# Soap Making Problem



## Lerxt (Feb 22, 2005)

I'm sure you all have covered this but I can't find it when I search the site.

Is there a product on the market now that Red Devil is gone that is 100% NaOH? Or even KOH? Or am I going to have to order my lye online from some chemical distributor?


----------



## Wendy (May 10, 2002)

I buy Rooto brand lye now. I had to get my local hardware store to order it. It is 100% lye just like the Red Devil brand was. Check hardware stores. Anotehr brand is Roebic.


----------



## Fourthistles (Feb 24, 2003)

Roebic Crystal Drain Opener. Lowes carries it.


----------



## Lerxt (Feb 22, 2005)

Thanks for the quick response. I'll check around for it.

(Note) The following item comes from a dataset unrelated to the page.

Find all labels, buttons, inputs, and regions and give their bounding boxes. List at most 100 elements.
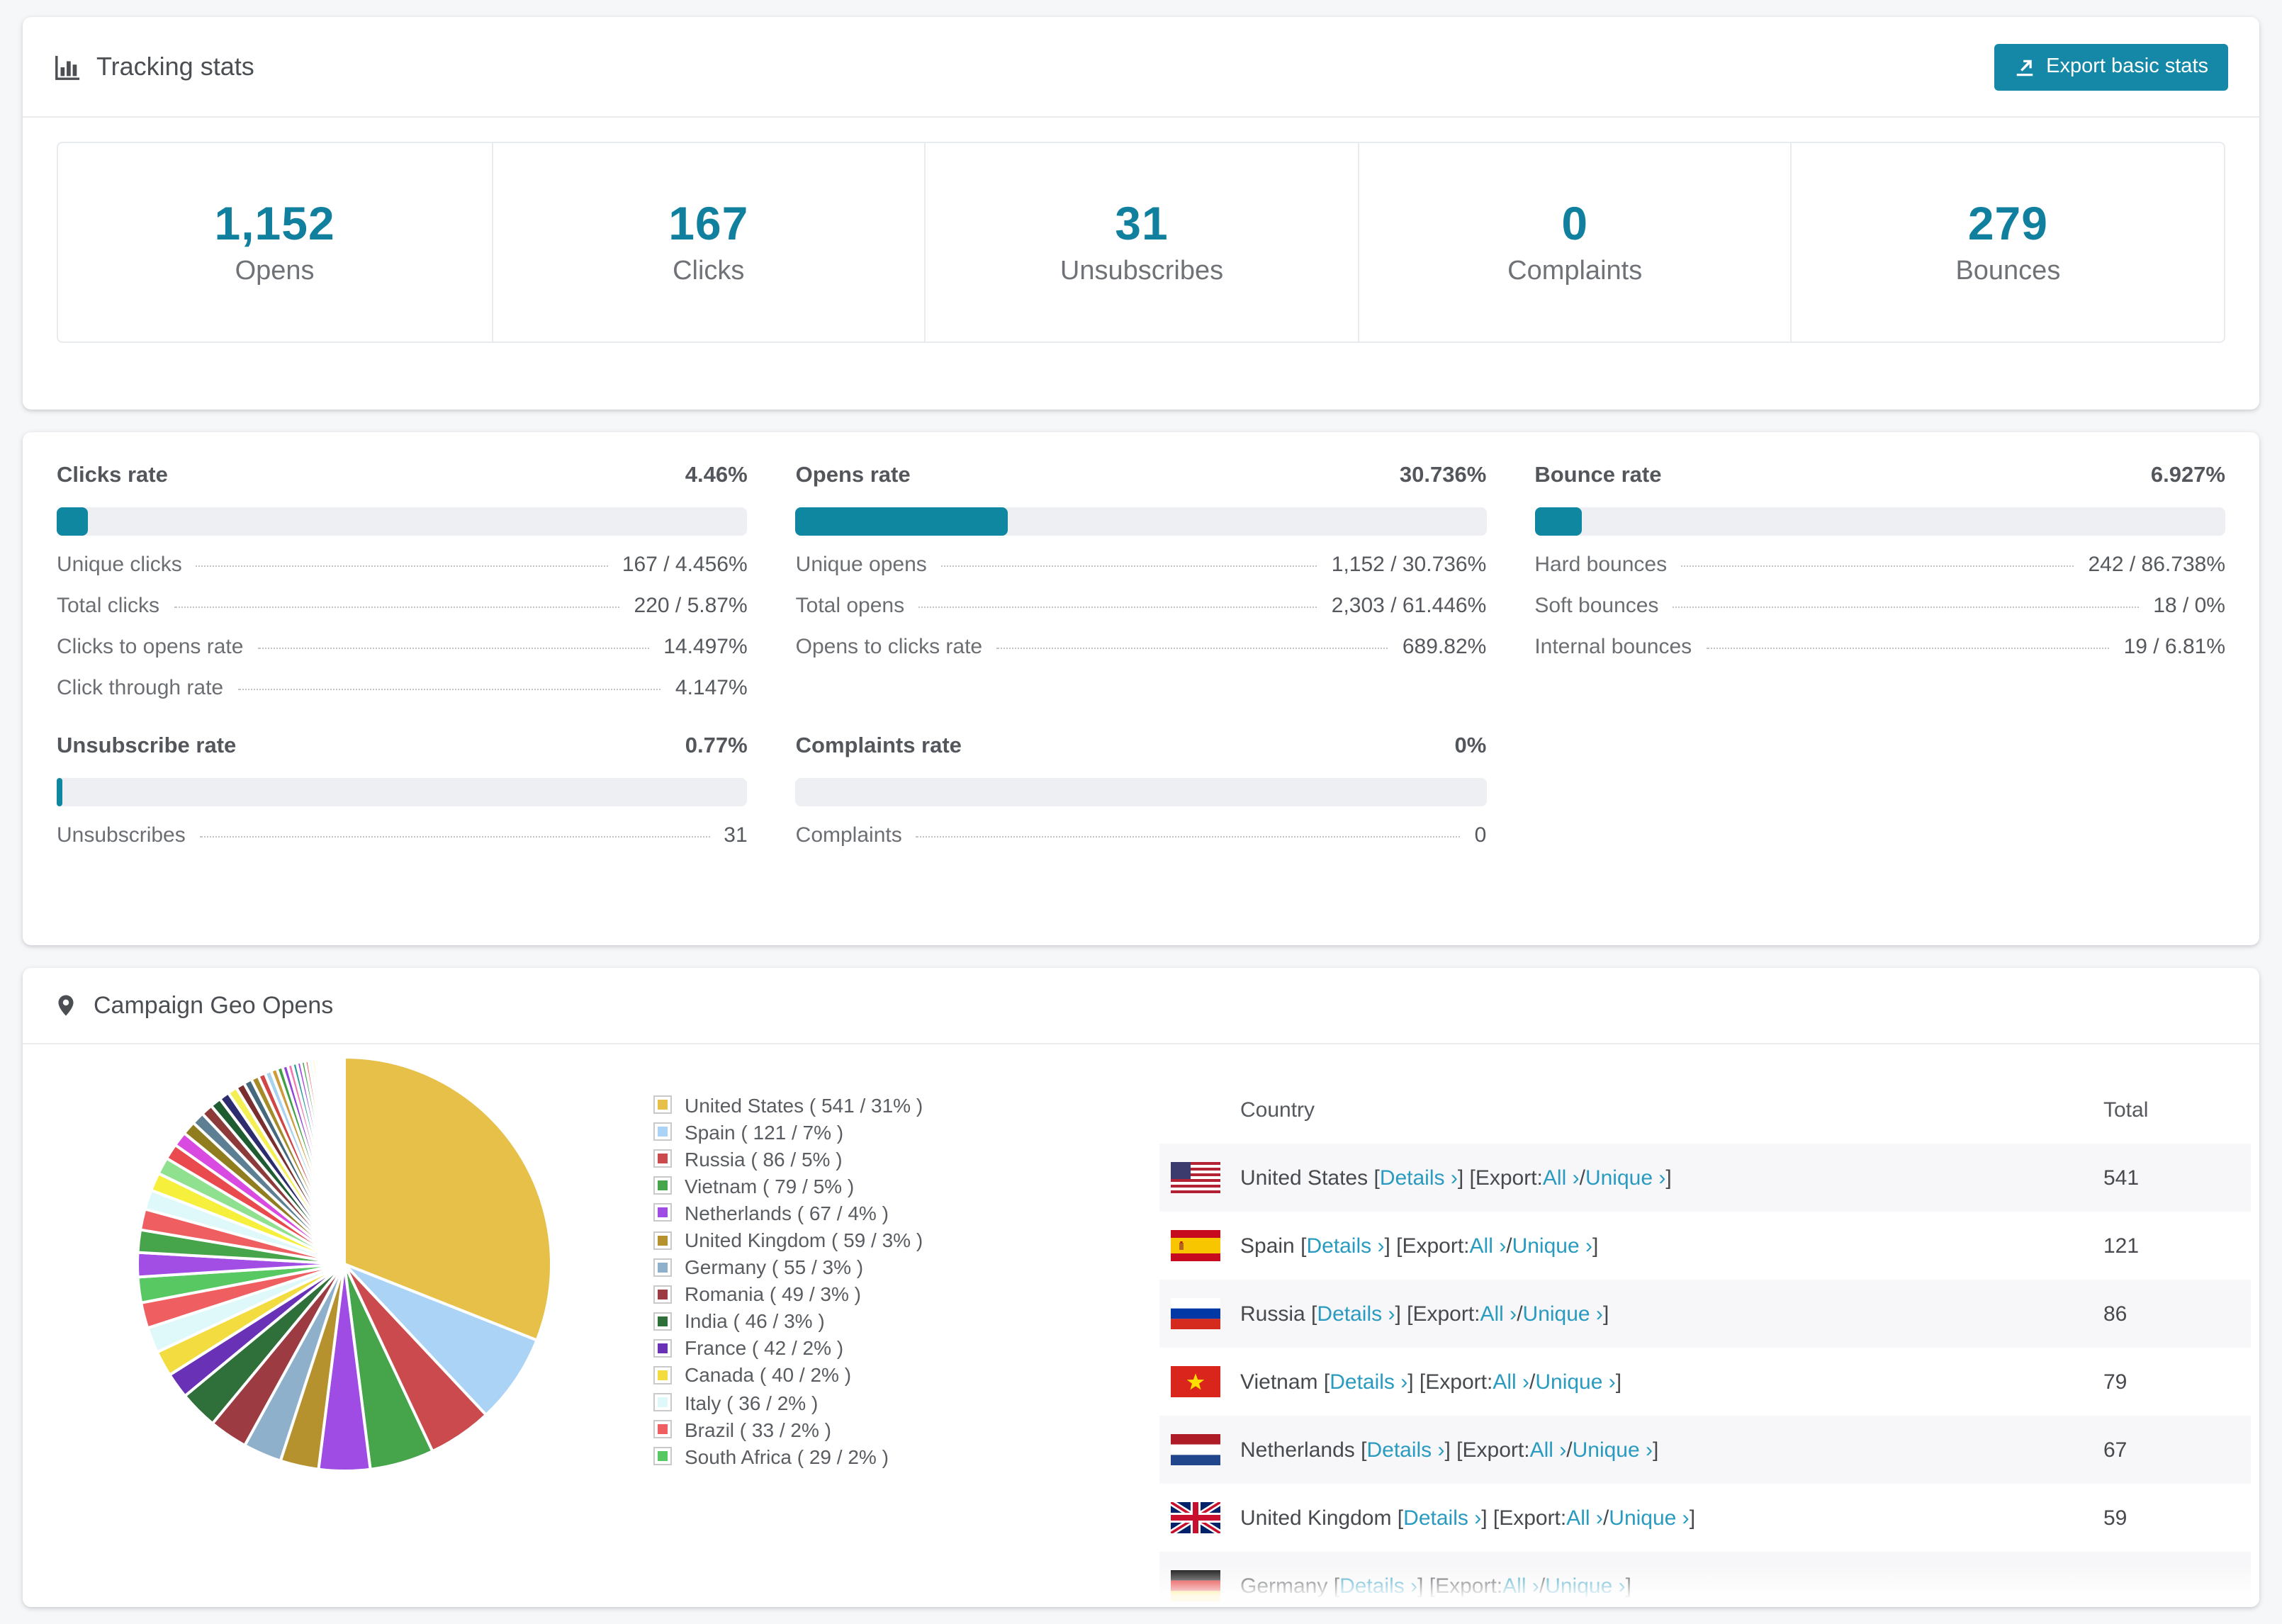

It's been 2 years since I last made soap (just 2 of us so a couple batches lasted that long) and I was surprised to find that Red Devil was gone. And even more surprised at the look I got when I asked about it. Darned meth makers making a poor homesteader look bad. :shrug:

edit: Argh! The nearest Lowes is 16 miles away. There's one just 4 miles from my office and on my way home. Except I'm home now. Ah well. Maybe tomorrow.


----------



## ruby_jane (May 15, 2007)

Lerxt said:


> I'm sure you all have covered this but I can't find it when I search the site.
> 
> Is there a product on the market now that Red Devil is gone that is 100% NaOH? Or even KOH? Or am I going to have to order my lye online from some chemical distributor?


No more Red Devil? :Bawling: The last time I made lye soap was about 2 years ago...and that would explain why Acme doesn't carry it anymore when I went lookin' for it last month


----------



## Lerxt (Feb 22, 2005)

I found it at Lowes. Then, on my way home, I stopped by a grocery store that was on the way back (but not near my home) and what did I find in the cleaning isle? Yep, crystal NaOH drain opener. Go figure...

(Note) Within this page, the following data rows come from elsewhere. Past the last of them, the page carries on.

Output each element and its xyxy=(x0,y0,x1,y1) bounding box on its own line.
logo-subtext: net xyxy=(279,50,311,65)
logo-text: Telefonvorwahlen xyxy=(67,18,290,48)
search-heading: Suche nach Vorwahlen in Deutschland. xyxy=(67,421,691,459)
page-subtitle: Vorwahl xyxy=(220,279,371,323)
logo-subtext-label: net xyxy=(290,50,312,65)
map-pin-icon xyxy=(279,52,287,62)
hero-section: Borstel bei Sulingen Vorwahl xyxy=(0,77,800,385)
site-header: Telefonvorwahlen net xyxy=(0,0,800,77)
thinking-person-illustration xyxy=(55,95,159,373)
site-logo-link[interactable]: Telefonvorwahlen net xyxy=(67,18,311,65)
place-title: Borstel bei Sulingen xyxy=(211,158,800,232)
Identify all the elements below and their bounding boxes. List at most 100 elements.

Thanks again for the tip. My soap is currently curing in my living room and making my house smell great.


----------



## Wisconsin Ann (Feb 27, 2007)

Red Devil 100% lye is still around. I get it at the hardware store where the commercial plumbing cleaners are. Picked some up just last week.


----------



## Charleen (May 12, 2002)

Wisconsin Ann said:


> Red Devil 100% lye is still around. I get it at the hardware store where the commercial plumbing cleaners are. Picked some up just last week.


Red Devil stopped making 100% lye back in July of 2005. So, if you're finding some still on store shelves, it's probably old stock. GRAB IT!


----------



## Wisconsin Ann (Feb 27, 2007)

heh. guess it's lucky I live in an area that doesn't clean drains very often  

I'd wondered why people were so upset about Red Devil going away when I can just wander in and pick it up. Wonder if I'll get put on some "list" if I buy the entire case? 

As to where to get lye, if you can't find 100%lye at your local hardware store, they should be able to order it for you. It's just they often don't like carrying stock on shelves that can create law suits. Worth checking on, anyway. (talk to the guy who owns the store, or the manager, NOT the clerks.)


----------



## goatmarm (Nov 19, 2005)

---


----------



## HomesteadBaker (Feb 8, 2006)

I found a hardware store that would order 100% lye for me.... the "secondary use" is listed as soapmaking..... NOT "meth"-making!

Kitty


----------



## Just Me (Jun 11, 2007)

I am new here. I make soap. I have a chemical supplier down the road from me that sells sodium hydroxide (lye). He sells online too.


----------



## Beeman (Dec 29, 2002)

You can easily buy from a chemical supplier but usually only in large quantities. Meth makers are usually broke and can only buy or steal small quantities. Any place that carries lye will usually have it put up so you have to ask for it because of the meth theives. I went to lowes the other day and after checking the shelf and asking twice one of the employees finally told me that they no longer keep it on the shelf because of theft. He then went and got a container for me. Here in Tennesse, probably one of the last places where soap was made by almost every family, we are now the meth capital.


----------